DONATING TO TAX CREDIT SCHOLARSHIPS CAN MAKE UP FOR LOST DEDUCTIONS
Q: It’s the last quarter of the year and giving season is upon us. What changes can donors expect to see when filing their 2018 taxes?
A: This year’s tax cut bill, the Tax Cuts & Jobs Act (TCJA), puts money in almost every working American’s paycheck. But to help pay for the tax cuts, TCJA significantly limited income tax deductions in several areas, including state and local taxes. Some taxpayers may not be able to deduct their charitable giving under these new regulations. This may decrease a taxpayer’s motivation to donate to their favorite causes.
Q: What are the benefits of donating to tax credit scholarships?
A: One way to make up for losing deductions is to donate to a scholarship granting organization, or SGO. There are several SGOs in Oklahoma, including the Opportunity Scholarship Fund, which use private donations to provide scholarships for lower-income families to attend accredited K-12 private schools. A contribution to an SGO provides the donor an Oklahoma income tax credit and a charitable contribution deduction. A tax credit provides a dollar-for-dollar reduction of tax liability, while a tax deduction lowers the income upon which the taxpayer’s marginal tax rate is calculated. So, the donor gets tax benefits — whether they itemize their deductions or not — while helping lower-income kids get the education they want. It is a win-win for the donor and the kids of Oklahoma.

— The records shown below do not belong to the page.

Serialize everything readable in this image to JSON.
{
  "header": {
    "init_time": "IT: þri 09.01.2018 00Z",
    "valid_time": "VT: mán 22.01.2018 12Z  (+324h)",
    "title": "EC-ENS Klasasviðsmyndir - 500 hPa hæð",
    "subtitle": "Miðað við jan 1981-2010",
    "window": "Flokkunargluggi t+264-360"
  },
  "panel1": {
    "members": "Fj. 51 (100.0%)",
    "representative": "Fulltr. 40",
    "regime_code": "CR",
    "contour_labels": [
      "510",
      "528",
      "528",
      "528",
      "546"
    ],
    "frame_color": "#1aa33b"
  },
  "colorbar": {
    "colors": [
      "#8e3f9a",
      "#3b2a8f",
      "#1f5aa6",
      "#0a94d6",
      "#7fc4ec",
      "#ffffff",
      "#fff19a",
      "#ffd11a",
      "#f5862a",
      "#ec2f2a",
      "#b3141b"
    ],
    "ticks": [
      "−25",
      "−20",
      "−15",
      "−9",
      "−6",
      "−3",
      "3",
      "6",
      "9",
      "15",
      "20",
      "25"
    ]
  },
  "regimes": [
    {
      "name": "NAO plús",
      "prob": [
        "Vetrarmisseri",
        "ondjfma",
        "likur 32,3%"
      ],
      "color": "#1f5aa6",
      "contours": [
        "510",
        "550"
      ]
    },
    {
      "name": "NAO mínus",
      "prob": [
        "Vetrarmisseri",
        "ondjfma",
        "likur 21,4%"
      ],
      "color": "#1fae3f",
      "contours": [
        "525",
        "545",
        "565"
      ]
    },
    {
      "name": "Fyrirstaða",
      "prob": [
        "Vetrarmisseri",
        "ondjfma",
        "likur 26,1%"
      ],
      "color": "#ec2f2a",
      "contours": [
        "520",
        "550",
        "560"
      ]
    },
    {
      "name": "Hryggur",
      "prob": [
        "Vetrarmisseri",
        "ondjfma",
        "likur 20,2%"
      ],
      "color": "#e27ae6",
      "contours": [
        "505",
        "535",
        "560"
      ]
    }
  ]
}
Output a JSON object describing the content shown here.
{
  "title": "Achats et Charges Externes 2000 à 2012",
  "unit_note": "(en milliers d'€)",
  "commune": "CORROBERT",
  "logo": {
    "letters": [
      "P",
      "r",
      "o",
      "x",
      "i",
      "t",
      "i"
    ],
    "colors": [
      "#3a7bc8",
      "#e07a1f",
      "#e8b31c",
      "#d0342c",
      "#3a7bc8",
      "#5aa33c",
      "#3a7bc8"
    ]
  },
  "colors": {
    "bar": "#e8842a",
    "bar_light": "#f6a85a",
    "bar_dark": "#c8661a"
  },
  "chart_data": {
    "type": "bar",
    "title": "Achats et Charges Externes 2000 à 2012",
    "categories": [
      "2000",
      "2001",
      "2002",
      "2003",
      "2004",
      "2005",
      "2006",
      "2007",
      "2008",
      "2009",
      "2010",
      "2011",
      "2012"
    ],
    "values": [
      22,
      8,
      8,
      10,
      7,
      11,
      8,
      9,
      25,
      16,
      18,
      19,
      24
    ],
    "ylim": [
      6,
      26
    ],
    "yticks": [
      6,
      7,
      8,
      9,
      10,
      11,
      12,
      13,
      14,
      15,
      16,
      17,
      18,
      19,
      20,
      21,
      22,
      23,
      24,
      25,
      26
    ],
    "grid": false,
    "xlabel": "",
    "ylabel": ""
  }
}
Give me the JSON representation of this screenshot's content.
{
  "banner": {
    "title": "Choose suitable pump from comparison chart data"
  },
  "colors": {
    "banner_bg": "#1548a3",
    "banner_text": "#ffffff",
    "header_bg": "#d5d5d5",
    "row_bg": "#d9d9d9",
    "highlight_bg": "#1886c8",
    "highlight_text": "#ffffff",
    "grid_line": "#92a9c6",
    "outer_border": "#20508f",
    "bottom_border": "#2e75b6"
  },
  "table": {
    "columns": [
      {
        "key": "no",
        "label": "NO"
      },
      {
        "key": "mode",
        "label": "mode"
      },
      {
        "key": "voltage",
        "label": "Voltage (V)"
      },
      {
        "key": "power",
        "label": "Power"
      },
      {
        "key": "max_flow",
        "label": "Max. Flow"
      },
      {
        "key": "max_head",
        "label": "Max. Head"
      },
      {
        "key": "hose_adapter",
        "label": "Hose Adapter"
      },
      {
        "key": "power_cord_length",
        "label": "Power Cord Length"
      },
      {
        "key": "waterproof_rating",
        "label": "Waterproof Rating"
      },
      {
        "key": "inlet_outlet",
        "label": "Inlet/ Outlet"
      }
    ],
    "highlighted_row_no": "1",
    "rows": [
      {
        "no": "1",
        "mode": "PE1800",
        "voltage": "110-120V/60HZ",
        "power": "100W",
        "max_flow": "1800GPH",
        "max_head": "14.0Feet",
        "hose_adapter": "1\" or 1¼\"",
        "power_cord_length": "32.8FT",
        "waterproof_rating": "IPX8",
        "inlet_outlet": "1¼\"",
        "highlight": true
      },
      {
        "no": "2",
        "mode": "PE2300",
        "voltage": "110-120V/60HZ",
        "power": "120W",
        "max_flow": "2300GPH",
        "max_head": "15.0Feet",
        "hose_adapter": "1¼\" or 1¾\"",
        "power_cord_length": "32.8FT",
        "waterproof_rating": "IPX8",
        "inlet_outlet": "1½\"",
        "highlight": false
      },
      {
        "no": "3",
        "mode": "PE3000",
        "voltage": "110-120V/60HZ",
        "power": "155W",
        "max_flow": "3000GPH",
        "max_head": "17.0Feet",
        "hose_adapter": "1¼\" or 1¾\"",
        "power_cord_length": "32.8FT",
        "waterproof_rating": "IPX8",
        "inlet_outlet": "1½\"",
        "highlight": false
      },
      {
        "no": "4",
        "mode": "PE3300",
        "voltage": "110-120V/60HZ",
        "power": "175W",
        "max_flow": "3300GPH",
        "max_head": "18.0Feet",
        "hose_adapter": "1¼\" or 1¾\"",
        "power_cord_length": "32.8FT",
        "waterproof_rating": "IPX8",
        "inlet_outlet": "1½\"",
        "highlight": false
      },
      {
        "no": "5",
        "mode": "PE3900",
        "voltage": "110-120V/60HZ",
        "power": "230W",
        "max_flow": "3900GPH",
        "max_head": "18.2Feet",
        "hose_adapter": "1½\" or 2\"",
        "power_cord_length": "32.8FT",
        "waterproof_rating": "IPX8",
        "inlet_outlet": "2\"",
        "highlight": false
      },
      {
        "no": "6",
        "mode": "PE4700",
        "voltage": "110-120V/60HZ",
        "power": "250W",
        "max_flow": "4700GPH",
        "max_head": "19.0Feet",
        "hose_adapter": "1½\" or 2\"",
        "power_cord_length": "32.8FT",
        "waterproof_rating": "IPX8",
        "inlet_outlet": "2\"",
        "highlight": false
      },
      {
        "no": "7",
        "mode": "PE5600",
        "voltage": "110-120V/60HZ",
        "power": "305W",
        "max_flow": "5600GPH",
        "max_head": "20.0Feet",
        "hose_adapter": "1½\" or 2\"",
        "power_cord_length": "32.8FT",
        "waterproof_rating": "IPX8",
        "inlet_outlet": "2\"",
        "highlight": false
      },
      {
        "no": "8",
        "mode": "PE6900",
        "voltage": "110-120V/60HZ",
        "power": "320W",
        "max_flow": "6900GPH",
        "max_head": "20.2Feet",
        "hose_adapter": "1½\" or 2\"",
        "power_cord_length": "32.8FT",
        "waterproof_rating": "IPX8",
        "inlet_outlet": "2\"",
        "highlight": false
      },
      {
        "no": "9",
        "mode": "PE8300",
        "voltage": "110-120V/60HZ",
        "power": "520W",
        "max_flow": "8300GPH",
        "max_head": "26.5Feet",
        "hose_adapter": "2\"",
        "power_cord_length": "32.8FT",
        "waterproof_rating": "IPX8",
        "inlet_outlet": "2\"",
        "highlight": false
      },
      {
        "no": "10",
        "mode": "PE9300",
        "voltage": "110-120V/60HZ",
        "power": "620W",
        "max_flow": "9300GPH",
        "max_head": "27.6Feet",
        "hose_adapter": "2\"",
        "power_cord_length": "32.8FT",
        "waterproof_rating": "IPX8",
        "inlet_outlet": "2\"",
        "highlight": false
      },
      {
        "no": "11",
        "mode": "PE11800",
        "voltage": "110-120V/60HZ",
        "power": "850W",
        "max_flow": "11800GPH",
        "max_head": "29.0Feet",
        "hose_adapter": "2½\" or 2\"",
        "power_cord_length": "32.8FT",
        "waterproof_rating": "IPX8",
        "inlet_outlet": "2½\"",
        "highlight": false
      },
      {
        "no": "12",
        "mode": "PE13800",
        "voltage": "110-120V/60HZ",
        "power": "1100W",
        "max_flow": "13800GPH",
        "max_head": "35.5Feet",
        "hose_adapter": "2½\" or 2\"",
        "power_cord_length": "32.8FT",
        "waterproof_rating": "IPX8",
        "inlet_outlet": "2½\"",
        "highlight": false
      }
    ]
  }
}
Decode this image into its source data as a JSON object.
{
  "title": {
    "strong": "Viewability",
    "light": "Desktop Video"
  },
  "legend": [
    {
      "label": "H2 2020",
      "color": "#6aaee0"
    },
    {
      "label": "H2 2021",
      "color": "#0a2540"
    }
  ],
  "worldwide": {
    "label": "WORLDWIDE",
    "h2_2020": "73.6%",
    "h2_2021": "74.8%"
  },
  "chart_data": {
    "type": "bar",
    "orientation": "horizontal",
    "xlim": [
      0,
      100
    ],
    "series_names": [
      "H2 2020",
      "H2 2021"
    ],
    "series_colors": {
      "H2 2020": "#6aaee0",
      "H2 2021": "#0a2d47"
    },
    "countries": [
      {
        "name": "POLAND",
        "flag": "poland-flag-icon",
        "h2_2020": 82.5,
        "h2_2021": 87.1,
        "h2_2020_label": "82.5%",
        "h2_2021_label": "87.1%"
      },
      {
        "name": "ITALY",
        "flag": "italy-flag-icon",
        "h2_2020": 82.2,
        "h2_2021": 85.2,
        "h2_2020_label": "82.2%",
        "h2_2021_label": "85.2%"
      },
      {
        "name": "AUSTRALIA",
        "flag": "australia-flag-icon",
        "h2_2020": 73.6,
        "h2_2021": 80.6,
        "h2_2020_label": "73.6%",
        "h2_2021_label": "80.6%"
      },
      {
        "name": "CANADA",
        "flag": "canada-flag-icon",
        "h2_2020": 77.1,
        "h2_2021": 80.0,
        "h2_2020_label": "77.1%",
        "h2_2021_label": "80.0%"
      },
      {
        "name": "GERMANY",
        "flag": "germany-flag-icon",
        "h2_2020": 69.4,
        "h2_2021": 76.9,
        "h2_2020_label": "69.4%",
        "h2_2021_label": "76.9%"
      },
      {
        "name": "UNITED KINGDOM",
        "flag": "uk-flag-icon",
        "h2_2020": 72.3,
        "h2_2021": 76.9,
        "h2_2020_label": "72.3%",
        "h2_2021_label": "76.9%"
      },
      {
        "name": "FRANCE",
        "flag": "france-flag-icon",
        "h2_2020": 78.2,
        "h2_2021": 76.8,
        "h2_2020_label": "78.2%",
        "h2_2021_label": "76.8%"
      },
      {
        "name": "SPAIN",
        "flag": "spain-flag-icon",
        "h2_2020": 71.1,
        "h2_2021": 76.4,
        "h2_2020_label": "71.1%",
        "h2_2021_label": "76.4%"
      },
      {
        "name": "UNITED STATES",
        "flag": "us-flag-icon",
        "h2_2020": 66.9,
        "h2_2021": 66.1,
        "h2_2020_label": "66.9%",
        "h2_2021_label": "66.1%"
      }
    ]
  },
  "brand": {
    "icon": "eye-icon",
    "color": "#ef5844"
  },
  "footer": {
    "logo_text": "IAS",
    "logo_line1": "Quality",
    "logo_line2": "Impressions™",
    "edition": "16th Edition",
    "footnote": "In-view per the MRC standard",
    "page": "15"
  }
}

Q: What does it mean if a taxpayer can’t itemize donations?
A: As a donor, it is important to determine your situation under the new tax law. Even if a taxpayer does not have enough deductions to itemize on their tax return, they can still get a 50 percent to 75 percent income tax credit on their donation to an SGO. Alternatively, donors could double their giving every other year to have enough deductions to itemize in the year they give to charitable organizations.
Q: Will nonprofits be impacted by the new IRS regulations?
A: It is possible charitable organizations may see a decrease in year-end gifts. With the higher standard deduction and lower tax rates, some benefactors may decide not to give, because they aren’t going to get any tax benefit from the gift. For many people, giving to a cause is not driven by the tax benefits. But donors who must have the tax benefits for providing a charitable gift may decide not to give this year.